Microsoft confirmed that the Azure IoT disconnect incident started on 12/19 due to a faulty backend node that was not working properly. When the node was reset on 12/20, it resulted in devices disconnecting and then quickly trying to reconnect to Azure's Device Provisioning Service (DPS). The connection rate resulted in DPS message throttling which prevented the devices from attaching to the Poly Lens service.
To mitigate the issue Microsoft increased our DPS message quota on 12/21 in hopes it would allow our devices to reconnect. Initially, we observed improvement in the connection rate, but then it regressed. The IoT team identified the issue was occurring after the DPS connection, where some IoT API responses were being throttled. The throttling prevented the devices from clearing their registration check because when a device would check if it was successfully registered, the API would timeout, and the device would restart the registration process again.

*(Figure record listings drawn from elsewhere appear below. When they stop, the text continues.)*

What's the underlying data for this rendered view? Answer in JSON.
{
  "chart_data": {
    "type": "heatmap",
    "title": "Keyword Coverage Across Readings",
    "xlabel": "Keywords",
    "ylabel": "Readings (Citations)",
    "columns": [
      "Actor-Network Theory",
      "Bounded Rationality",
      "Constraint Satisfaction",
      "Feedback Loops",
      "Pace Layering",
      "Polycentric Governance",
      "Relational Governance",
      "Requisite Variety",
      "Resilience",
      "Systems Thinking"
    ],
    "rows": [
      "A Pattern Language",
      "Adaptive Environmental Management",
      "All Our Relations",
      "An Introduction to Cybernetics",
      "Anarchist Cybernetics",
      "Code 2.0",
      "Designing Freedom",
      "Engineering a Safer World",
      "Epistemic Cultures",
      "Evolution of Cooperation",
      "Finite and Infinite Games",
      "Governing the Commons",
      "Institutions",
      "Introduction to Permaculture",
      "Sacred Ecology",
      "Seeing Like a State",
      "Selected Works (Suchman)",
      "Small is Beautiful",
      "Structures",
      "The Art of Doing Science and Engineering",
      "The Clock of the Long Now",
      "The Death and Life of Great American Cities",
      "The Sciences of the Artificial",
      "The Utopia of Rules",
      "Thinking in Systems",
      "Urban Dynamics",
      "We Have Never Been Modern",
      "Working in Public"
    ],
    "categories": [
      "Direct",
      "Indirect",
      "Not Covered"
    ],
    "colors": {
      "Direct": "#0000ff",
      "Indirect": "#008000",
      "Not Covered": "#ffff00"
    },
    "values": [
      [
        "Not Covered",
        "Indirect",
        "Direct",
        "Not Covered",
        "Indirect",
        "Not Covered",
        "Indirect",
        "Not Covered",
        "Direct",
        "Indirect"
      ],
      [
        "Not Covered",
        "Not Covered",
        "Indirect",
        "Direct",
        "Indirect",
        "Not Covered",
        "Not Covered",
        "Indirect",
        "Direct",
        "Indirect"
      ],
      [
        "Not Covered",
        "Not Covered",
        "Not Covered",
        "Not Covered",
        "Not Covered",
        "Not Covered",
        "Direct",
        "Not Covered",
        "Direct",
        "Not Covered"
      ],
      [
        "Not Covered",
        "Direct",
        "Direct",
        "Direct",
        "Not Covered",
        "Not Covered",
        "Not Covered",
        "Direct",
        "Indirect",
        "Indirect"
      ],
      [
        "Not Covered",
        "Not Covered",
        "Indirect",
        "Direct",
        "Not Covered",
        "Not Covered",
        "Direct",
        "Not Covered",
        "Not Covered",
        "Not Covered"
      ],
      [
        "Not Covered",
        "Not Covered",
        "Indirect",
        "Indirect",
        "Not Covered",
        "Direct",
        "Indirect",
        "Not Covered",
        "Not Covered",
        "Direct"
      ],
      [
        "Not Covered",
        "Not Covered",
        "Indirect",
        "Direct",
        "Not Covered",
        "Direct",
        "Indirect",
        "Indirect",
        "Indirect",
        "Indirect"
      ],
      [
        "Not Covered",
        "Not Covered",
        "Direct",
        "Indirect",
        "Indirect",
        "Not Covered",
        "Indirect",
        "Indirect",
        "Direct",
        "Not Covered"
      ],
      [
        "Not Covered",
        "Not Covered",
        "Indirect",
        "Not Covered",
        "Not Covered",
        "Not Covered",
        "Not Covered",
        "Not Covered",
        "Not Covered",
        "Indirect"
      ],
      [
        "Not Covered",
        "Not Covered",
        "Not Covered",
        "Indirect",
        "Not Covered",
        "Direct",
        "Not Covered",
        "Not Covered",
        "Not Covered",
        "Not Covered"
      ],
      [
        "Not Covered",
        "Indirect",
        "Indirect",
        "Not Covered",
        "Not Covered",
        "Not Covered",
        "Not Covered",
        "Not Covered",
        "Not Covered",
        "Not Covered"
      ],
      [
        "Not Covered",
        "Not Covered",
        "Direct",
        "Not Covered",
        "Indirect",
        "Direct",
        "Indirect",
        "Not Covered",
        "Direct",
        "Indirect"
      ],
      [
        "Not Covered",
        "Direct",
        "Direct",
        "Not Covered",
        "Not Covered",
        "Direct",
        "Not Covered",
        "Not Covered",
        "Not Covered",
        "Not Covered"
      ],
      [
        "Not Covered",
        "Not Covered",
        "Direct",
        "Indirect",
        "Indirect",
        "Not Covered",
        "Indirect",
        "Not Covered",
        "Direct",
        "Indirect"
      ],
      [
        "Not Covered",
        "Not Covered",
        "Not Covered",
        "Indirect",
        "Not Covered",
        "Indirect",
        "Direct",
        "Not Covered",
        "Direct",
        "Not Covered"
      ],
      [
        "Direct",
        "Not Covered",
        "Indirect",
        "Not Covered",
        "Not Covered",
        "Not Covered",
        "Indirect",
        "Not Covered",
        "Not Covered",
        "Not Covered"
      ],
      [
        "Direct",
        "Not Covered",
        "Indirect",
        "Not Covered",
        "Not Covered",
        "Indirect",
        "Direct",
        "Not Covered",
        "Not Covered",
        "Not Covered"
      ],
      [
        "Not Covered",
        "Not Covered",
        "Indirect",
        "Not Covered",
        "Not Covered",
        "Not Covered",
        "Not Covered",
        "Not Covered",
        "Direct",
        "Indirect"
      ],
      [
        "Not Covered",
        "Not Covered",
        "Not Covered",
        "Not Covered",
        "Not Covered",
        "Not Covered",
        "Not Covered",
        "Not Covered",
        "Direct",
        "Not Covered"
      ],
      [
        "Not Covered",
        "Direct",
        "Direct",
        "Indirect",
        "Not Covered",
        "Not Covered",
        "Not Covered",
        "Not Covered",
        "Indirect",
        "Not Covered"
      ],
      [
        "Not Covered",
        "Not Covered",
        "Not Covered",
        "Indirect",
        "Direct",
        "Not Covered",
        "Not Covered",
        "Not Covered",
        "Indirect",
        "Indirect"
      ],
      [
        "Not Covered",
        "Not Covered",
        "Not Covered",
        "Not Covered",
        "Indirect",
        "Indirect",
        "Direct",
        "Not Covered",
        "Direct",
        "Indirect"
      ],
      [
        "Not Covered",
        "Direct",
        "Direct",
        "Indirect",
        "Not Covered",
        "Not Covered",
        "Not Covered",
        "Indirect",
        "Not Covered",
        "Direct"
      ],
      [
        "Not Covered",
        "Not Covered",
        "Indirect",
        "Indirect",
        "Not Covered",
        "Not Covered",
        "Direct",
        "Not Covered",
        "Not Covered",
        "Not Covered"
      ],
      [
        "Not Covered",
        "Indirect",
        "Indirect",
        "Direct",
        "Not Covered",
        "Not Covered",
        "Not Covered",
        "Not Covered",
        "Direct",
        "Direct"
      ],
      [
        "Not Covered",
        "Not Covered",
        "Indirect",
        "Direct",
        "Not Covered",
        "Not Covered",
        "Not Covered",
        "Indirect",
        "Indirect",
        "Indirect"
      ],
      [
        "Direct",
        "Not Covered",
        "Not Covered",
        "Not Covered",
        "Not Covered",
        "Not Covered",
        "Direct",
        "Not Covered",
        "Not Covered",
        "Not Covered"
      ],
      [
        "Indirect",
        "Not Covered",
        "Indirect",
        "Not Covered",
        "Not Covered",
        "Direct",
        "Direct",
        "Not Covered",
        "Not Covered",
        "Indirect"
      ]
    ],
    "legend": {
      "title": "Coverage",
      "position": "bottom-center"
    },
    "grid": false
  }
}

Today, the IoT team reduced the DPS registration quota and increased the IoT GetOperations API quota which allowed the full device registration operation to complete on DPS; thus allowing our devices to connect to the service.
Before and throughout this issue, the Poly Lens engineering team worked closely with the Microsoft IoT team to identify potential improvements in our IoT client. We’ve already implemented an improved DPS registration process and we expect to have this available in device software releases early in 2023.